On Easter Saturday, MacNeill discovered that a group within the organisation had secret plans to launch an armed rebellion against British Rule.When he discovered the deception, and after receiving news of Roger Casement’s failed attempt to import arms from Germany, MacNeill tried to prevent the mobilisation.He hand-wrote several copies of his countermanding order, on headed notepaper at his home – Woodbrook, in Rathfarnham, Co Dublin – and dispatched men to deliver copies to local commanders nationwide.The countermand was only partly successful and caused confusion, especially outside Dublin.The rebels delayed their plans by 24 hours and launched the Rising on Easter Monday, April 24th, 1916.

Incidentally Eoin MacNeill’s son Niall (often referred to as Neil) was elected on to the Fianna Executive at the Ard Fheis in 1915. He was also Captain of E Company (Ranelagh) of the recently re-organised Dublin Brigade and a member of the IRB. It is also worth noting that at the 1915 Ard Fheis, MacNeill Jr called for a resolution to arm and train all Fianna scouts to bring them into line with Volunteer training. It seems Niall was leaning towards a more militaristic approach for the movement while his father was preferring a different, perhaps defensive approach for the Volunteers, certainly throughout 1915, and then as can be seen with his countermanding order, opposition to an insurrection in 1916.

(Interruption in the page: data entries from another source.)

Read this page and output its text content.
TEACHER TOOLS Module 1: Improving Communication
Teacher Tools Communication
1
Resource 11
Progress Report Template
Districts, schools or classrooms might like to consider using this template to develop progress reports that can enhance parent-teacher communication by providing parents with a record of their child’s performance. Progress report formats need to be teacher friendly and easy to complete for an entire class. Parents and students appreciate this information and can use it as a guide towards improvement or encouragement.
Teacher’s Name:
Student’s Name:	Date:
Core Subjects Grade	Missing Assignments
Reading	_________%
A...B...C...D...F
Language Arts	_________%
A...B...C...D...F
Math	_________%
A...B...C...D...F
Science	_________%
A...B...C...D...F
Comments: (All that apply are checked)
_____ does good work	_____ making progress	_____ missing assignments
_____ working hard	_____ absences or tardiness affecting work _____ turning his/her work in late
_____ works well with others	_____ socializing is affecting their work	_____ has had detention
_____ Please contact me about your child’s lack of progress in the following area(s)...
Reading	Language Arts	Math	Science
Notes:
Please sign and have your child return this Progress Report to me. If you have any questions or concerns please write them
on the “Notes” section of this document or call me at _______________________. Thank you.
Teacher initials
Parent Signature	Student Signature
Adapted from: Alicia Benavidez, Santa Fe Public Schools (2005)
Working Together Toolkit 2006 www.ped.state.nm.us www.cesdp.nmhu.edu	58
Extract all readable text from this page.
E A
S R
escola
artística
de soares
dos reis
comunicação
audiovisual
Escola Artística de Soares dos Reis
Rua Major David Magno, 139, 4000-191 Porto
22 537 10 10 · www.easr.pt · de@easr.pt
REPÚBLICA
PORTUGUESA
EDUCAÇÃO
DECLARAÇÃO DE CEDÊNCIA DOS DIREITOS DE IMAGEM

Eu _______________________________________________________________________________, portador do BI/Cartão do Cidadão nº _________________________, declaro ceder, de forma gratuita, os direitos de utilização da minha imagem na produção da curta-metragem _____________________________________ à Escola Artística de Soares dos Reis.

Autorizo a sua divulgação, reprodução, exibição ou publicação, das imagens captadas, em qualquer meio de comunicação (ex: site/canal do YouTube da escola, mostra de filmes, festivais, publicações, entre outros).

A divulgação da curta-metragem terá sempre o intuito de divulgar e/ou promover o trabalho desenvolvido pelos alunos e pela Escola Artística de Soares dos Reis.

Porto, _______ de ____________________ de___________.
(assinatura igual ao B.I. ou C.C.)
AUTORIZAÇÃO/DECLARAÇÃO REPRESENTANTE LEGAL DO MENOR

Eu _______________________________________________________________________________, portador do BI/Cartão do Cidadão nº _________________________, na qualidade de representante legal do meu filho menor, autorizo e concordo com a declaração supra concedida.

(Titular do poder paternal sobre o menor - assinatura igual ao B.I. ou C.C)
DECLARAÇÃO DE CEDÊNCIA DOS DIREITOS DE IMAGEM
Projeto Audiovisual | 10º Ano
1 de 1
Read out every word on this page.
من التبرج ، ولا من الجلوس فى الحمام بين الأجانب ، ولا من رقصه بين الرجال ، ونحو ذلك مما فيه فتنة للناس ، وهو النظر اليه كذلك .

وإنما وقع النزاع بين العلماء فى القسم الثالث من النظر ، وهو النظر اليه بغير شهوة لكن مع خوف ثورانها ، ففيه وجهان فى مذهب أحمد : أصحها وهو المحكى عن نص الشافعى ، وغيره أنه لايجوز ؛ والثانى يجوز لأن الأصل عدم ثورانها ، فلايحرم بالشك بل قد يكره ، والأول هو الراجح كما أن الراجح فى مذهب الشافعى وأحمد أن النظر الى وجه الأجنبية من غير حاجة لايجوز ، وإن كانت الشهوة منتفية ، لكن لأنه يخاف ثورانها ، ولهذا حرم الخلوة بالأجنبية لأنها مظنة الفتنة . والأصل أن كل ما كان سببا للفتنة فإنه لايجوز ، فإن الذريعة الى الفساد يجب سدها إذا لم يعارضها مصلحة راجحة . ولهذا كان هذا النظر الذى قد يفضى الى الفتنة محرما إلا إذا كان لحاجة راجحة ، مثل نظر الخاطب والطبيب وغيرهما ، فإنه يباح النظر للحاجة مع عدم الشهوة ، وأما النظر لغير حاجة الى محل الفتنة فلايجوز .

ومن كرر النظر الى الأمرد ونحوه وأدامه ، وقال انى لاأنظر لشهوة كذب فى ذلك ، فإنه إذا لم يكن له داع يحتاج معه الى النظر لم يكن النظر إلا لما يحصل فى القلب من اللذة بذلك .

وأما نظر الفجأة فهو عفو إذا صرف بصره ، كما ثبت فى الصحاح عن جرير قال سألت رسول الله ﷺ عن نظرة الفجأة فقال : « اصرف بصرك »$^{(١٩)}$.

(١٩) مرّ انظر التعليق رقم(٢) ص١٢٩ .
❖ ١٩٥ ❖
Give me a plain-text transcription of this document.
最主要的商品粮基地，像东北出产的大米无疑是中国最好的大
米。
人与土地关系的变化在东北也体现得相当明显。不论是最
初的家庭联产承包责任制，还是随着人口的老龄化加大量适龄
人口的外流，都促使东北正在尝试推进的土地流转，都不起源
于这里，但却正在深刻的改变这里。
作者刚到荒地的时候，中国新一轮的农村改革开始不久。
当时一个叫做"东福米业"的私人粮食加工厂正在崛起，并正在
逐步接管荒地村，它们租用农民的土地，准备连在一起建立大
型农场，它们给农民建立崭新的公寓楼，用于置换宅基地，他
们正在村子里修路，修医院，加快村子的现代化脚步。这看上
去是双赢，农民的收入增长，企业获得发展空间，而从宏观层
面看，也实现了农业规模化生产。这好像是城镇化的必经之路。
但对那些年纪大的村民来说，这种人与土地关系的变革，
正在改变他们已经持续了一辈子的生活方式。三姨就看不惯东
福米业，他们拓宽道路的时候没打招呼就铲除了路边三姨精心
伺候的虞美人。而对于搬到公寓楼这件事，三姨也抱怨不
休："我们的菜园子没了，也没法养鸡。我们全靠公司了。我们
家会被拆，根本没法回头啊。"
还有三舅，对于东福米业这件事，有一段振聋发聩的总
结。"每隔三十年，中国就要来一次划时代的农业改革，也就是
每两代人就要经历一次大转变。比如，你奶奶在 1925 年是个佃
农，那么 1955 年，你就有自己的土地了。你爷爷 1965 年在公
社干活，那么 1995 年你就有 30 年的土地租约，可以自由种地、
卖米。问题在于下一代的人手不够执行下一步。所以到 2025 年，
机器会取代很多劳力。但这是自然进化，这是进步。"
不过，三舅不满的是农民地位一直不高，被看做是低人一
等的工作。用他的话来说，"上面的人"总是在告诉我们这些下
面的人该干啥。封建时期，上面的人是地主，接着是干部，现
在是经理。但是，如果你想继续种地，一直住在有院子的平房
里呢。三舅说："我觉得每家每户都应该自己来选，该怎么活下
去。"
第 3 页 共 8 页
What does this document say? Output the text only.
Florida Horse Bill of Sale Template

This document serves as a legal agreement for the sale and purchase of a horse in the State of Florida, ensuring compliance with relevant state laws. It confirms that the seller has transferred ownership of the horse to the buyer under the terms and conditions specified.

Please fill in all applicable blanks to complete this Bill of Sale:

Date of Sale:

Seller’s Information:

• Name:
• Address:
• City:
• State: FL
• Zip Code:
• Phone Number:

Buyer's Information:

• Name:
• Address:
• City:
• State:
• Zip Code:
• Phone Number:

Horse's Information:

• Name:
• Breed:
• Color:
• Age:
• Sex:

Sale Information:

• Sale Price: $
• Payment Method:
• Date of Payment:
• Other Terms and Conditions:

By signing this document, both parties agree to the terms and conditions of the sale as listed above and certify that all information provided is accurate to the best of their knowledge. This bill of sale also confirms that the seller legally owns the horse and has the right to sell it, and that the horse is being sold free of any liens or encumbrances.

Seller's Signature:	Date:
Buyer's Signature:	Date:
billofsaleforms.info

Despite Niall’s differing views from his father, he was the only member of the Fianna Executive who was not informed of the impending Rising due to his family connections, and he therefore did not mobilise at Easter 1916. Following 1916 however he was court martialled by Constance Markievicz and Barney Mellows for not taking part,  once he had discovered that the rebellion was underway. MacNeill was eventually “exonerated on the grounds that I was under the influence of my father.” MacNeill later recalled the whole exercise as being a “face-saving” ploy by Fianna HQ and that they had never any intention to remove him from the organisation. Niall went on to re-organise the Rathfarnham company of the Fianna in 1917.